4. Enfin, l'article 10 du cahier des charges de la concession conclu le 29 novembre 2013 entre l'État et la commune de Leucate prévoit que " La commune concessionnaire peut être autorisée par le préfet à confier à des personnes publiques ou privées l'exercice des droits qu'elle tient du présent cahier des charges (...). La convention d'exploitation est personnelle (...). Procédure d'attribution. Les conventions d'exploitation sont soumises pour accord au préfet préalablement à la signature par le concessionnaire (...). Elles précisent l'obligation de respecter les dispositions de la concession État/commune dont elles sont issues (...). Les conventions d'exploitation sont délivrées après mise en concurrence (...). La commune concessionnaire veillera à ne retenir que les offres respectant rigoureusement les dispositions de la concession. Le concessionnaire devra annexer un exemplaire du présent cahier des charges et de ses avenants éventuels à chaque convention d'exploitation. Un extrait du plan de la concession devra également être joint à chaque convention ". Il résulte de ces stipulations que si la commune concessionnaire peut engager une procédure de mise en concurrence pour l'attribution d'un lot à exploiter débouchant sur la signature d'une convention d'exploitation entre la commune et l'attributaire, la conclusion d'une telle convention est toutefois subordonnée à l'accord préalable du préfet. En outre, cette convention d'exploitation doit nécessairement respecter les dispositions du cahier des charges de la concession.

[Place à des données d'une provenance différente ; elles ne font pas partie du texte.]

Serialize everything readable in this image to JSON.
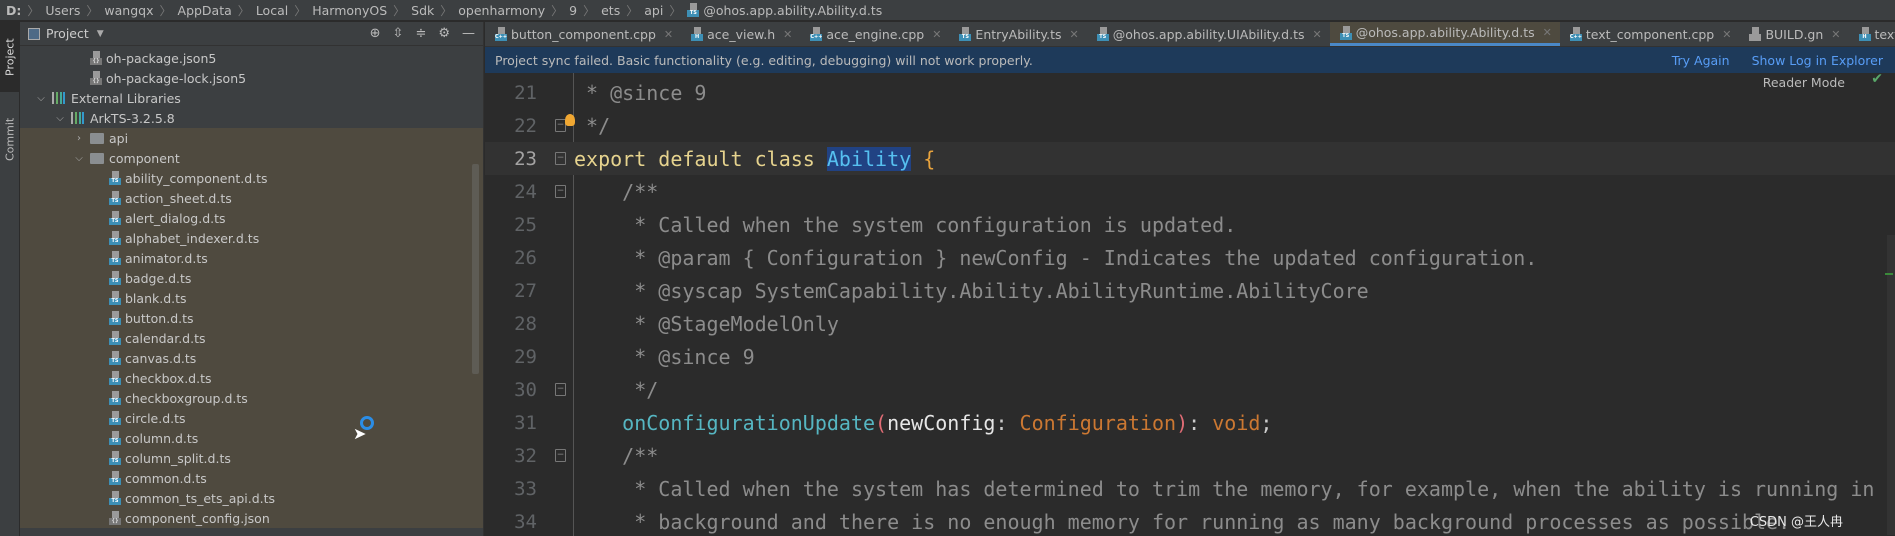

5. À cet égard, il résulte des articles 3.4 et 3.5 de ce cahier que la superficie exploitable du lot n° 18 situé sur la plage du Mouret est de 1 000 m² pour les activités de plages, activités sportives, location de matériel, club enfants et restauration collective et que la surface maximum de platelage, de terrasse et de bâtiment est de 400 m².

6. Il résulte, par ailleurs, de l'instruction que la société appelante a conclu, le 25 février 2012, avec la commune de Leucate une convention aux termes de laquelle cette dernière, concessionnaire de la plage du Mouret, lui a sous-traité l'exercice des droits et obligations pour l'exploitation d'une partie de la plage dont il est constant qu'elle représentait une superficie exploitable de 1 000 m². Les appelantes soutiennent qu'à l'issue de la procédure de mise en concurrence engagée par la commune, la société s'est vu attribuer le lot n° 18 l'autorisant à exploiter une superficie de 1 500 m² sur la plage précitée. Toutefois, si les appelantes se prévalent du règlement de la consultation fixant à 1 500 m² la surface d'exploitation, la convention d'exploitation qu'elles produisent, sur laquelle est portée la mention " projet ", ne constitue qu'un acte préparatoire dans l'attente de l'accord du préfet. En outre, la lettre du directeur général des services de la commune de Leucate du 20 octobre 2020, qui informe la société appelante de ce que sa candidature et son offre ont bien été retenues, lui indique également que le contrat correspondant est en cours de signature par la préfète de l'Aude et lui sera notifié prochainement. Or, dans ses écritures devant les premiers juges, cette autorité indique avoir expressément refusé l'approbation de cette convention, sollicitée par la commune concessionnaire, au motif de son absence de conformité avec la concession de plage en vigueur. Dès lors que les appelantes ne produisent aucune convention d'exploitation approuvée par l'autorité préfectorale, elles ne peuvent être regardées comme justifiant d'un titre les autorisant à occuper sur la plage du Mouret une superficie exploitable supérieure à 1 000 m². En outre, la circonstance que les redevances payées au titre de 2021 aient été calculées sur une superficie de 1 500 m² n'est pas de nature à caractériser l'existence de nouvelles relations contractuelles autres que celles résultant de la convention du 25 février 2012.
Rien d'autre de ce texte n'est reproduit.